Florinda Chico Martín-Mora (24 April 1926 – 19 February 2011) was a Spanish actress of film, theater and television.

==Biography==
Florinda Chico Martín-Mora was born in 1926 in Don Benito (Badajoz) in Extremadura, Spain. She studied singing and then started her artistic career on the stage acting in musical revues. Her first successes were El huevo and the revue La blanca doble (1947) with the comedian trio Zori, Santos y Codeso. Although she made her debut on cinema in 1953 with the movie Pasaporte para un ángel it wasn't until the late 1960s that she became famous in Spain.

She often played the roles of feisty, fleshy housewife or grumpy maid. She worked with director Mariano Ozores in almost two dozen films. She also appeared in such dramas as Cría cuervos (1976) and La casa de Bernarda Alba (1987).

She was also a regular on such television series as La tía de Ambrosio (1971), Los maniáticos (1974), Este señor de negro (1975–76), de Antonio Mercero, Taller mecánico (1991), El sexólogo (1994), Makinavaja (1995–96) and La casa de los líos (1996–2000). In the 1980s she appeared in the theater play Mi tía y sus cosas.

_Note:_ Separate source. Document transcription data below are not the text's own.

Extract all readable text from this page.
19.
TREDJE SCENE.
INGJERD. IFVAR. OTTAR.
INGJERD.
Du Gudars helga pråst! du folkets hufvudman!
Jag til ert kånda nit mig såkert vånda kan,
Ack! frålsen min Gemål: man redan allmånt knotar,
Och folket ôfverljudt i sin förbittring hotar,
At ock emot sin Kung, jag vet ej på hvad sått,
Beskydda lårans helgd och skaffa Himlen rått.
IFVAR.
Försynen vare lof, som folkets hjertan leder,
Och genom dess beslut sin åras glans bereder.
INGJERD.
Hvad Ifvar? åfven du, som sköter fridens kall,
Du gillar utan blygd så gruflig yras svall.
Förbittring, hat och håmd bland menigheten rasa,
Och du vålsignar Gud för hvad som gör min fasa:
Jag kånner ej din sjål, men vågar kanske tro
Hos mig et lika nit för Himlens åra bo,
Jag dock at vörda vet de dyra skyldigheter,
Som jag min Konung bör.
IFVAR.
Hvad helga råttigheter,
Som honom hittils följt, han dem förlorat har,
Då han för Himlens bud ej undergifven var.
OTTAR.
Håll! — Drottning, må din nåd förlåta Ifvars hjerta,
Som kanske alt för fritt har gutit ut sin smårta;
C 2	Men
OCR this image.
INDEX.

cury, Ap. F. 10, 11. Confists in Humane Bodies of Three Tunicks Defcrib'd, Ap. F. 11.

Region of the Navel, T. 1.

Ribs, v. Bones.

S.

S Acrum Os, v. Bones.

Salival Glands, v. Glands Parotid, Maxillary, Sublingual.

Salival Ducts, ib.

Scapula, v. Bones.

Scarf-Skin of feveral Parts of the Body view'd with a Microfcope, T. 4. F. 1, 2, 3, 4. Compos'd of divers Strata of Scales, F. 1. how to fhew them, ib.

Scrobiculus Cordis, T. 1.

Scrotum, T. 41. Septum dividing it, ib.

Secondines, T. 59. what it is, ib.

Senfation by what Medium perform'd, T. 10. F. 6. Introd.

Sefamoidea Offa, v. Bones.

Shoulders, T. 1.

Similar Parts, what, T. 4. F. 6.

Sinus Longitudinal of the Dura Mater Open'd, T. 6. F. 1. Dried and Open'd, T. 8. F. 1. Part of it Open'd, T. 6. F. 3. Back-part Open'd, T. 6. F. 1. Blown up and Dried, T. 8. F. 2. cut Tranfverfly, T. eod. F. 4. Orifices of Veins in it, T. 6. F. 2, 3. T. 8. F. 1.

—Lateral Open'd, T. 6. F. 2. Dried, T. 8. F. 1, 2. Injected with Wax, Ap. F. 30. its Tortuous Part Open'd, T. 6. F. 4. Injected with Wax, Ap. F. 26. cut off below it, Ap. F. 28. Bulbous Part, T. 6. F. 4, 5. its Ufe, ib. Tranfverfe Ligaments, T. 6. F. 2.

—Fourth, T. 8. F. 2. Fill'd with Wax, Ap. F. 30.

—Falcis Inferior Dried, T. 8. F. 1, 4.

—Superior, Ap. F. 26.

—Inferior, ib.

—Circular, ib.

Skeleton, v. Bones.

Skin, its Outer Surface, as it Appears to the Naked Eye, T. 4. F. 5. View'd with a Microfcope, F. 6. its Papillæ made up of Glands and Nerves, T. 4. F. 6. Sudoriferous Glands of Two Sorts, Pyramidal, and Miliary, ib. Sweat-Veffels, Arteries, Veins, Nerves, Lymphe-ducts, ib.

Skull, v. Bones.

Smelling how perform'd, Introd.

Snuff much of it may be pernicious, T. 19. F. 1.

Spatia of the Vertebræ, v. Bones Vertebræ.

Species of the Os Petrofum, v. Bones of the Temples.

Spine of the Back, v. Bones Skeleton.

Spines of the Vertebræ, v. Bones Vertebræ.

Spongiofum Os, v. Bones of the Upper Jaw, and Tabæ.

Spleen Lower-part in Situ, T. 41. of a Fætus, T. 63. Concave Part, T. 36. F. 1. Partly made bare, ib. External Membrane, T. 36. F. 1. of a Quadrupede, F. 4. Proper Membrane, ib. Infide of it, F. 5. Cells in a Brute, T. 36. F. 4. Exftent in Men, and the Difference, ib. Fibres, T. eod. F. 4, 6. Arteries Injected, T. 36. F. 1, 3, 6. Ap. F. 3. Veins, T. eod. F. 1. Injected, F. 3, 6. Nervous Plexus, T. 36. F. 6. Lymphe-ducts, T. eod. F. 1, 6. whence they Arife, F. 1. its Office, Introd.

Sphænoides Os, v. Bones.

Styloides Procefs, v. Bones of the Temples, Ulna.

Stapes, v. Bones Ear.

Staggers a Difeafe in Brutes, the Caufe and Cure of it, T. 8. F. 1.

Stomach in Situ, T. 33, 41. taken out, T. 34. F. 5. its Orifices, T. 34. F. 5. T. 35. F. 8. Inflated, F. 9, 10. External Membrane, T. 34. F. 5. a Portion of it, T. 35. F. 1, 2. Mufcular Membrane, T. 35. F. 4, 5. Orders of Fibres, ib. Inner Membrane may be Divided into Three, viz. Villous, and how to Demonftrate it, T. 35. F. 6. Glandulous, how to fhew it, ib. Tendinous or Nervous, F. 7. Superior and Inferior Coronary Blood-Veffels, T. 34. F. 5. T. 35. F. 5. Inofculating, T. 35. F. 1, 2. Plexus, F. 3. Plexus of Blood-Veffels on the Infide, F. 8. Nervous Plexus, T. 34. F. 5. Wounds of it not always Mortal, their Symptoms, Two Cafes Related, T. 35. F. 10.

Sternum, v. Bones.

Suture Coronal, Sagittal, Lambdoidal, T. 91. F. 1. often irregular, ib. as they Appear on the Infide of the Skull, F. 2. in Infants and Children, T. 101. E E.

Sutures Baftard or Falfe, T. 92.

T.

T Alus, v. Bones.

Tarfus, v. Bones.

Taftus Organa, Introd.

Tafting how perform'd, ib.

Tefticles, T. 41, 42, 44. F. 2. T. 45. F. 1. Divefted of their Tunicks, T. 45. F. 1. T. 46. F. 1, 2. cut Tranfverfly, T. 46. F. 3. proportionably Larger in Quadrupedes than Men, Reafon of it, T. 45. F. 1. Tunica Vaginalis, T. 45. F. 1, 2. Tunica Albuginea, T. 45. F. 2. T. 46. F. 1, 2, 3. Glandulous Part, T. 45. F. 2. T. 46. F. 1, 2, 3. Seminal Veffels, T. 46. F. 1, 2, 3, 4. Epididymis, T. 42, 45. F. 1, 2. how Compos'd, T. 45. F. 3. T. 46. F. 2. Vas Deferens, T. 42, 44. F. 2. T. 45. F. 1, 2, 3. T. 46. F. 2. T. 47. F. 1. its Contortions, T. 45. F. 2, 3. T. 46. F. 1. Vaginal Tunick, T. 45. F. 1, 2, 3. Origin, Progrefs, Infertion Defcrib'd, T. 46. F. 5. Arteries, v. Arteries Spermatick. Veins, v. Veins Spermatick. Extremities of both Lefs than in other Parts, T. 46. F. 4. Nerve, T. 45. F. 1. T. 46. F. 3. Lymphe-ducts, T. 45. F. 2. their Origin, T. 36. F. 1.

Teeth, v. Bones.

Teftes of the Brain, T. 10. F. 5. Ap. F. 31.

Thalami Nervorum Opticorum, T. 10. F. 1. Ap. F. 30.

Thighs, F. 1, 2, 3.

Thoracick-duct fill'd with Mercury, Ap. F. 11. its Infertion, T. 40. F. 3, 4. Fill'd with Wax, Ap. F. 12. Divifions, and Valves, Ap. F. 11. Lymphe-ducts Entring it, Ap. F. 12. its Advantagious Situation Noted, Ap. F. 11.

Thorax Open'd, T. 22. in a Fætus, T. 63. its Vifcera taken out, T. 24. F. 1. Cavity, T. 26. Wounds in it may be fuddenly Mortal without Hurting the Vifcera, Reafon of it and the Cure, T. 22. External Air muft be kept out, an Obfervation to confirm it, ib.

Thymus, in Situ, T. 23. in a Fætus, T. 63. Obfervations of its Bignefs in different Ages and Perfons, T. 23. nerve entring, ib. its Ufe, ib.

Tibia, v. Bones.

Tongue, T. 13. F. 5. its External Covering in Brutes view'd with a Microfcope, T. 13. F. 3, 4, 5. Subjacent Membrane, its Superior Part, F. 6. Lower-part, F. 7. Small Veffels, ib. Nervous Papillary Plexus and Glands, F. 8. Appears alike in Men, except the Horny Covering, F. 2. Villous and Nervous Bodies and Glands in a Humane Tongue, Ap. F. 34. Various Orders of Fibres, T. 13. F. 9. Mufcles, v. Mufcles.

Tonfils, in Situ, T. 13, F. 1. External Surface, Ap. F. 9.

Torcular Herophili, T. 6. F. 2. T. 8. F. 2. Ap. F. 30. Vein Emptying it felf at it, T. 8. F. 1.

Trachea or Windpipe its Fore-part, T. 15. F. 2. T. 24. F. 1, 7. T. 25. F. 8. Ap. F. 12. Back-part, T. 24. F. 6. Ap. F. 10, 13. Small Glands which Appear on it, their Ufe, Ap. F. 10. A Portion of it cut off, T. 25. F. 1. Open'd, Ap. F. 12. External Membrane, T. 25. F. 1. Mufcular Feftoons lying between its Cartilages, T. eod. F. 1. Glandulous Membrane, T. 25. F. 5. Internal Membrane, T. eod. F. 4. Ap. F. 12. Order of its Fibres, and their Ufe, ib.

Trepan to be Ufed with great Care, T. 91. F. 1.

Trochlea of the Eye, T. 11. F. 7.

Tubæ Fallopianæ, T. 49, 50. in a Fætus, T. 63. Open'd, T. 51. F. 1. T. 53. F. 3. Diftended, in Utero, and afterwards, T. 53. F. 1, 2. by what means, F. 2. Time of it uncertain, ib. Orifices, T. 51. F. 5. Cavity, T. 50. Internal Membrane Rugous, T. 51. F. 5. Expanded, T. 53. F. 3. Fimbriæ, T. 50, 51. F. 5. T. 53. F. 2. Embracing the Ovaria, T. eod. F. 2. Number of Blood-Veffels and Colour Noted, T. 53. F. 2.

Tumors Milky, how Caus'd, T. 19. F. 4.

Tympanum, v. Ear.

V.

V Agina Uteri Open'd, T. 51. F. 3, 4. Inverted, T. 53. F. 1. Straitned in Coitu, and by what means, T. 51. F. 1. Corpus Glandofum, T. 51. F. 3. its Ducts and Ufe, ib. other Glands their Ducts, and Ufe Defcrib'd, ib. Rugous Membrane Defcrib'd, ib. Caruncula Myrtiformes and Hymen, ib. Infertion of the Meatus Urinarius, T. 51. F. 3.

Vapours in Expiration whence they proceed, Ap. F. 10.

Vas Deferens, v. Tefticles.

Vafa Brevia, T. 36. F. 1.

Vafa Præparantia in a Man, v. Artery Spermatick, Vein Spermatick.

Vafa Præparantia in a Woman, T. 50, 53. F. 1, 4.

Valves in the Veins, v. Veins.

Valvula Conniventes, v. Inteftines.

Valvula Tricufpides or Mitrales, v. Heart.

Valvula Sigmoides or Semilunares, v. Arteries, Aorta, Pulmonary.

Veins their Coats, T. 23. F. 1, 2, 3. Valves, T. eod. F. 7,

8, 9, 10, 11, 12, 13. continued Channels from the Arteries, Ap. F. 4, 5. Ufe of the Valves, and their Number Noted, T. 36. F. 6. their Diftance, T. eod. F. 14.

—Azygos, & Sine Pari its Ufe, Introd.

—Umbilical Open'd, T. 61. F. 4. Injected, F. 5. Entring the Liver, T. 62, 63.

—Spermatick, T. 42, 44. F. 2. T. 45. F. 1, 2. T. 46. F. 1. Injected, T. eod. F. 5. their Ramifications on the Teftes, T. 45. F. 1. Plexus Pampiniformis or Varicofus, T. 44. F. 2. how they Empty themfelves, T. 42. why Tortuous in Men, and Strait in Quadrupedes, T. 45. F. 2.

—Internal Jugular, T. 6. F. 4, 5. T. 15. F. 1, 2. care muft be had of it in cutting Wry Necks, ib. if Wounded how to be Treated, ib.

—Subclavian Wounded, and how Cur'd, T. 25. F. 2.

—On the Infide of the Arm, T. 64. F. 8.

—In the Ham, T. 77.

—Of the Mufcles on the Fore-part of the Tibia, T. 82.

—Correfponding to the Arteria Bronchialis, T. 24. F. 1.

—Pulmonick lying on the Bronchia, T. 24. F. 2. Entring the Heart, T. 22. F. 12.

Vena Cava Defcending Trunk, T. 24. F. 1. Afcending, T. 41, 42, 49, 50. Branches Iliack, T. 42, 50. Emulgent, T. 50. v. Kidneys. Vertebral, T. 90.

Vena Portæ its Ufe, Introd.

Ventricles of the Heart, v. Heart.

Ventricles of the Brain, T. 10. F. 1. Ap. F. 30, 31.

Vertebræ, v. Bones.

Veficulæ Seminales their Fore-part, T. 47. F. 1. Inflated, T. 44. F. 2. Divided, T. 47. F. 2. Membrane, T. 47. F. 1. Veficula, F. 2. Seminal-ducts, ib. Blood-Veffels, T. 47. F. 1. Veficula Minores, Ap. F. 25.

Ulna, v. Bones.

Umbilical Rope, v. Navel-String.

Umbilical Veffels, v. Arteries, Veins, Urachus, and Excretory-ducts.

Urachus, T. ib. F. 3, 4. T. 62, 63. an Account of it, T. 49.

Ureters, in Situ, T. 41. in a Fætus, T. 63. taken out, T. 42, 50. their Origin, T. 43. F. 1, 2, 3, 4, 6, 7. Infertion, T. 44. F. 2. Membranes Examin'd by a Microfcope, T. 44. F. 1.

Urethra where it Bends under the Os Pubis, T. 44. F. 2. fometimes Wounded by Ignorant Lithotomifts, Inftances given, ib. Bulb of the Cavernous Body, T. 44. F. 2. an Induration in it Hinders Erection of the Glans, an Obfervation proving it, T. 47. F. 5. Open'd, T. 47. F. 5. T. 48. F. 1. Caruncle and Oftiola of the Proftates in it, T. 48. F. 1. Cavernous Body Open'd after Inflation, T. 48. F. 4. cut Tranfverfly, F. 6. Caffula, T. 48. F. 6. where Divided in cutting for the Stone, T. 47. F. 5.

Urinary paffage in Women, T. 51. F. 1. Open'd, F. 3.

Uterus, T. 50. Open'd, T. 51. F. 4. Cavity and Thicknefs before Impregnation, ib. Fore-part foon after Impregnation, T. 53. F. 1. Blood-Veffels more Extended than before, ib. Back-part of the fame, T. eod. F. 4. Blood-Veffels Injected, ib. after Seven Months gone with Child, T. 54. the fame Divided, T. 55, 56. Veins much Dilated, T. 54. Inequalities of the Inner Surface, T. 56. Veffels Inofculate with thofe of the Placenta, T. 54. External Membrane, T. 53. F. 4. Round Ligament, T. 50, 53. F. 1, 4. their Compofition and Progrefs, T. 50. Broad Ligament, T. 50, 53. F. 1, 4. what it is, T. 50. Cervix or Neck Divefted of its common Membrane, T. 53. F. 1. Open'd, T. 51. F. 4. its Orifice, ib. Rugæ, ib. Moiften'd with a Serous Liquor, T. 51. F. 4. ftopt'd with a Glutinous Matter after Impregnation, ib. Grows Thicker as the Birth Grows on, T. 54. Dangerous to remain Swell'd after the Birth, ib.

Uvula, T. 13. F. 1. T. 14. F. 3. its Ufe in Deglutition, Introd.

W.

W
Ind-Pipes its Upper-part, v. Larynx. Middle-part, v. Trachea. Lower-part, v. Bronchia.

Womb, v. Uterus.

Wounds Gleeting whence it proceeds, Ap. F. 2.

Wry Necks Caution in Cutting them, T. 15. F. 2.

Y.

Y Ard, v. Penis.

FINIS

Florinda died on 19 February 2011 in Madrid at age 84 of a strong respiratory disease.

==Selected filmography==
===Films===
- 1953 – Plot on the Stage
- 1972 – En un mundo nuevo
- 1973 – La descarriada as Angustias
- 1975 – Unmarried Mothers
- 1976 – Cría cuervos
- 1980 – Y al tercer año, resucitó
- 1980 – Spoiled Children
- 1987 – La casa de Bernarda Alba as Poncia
- 1988 – Jarrapellejos

== Honours ==
- Gold Medal of Merit in Labour (Kingdom of Spain, 19 December 1997).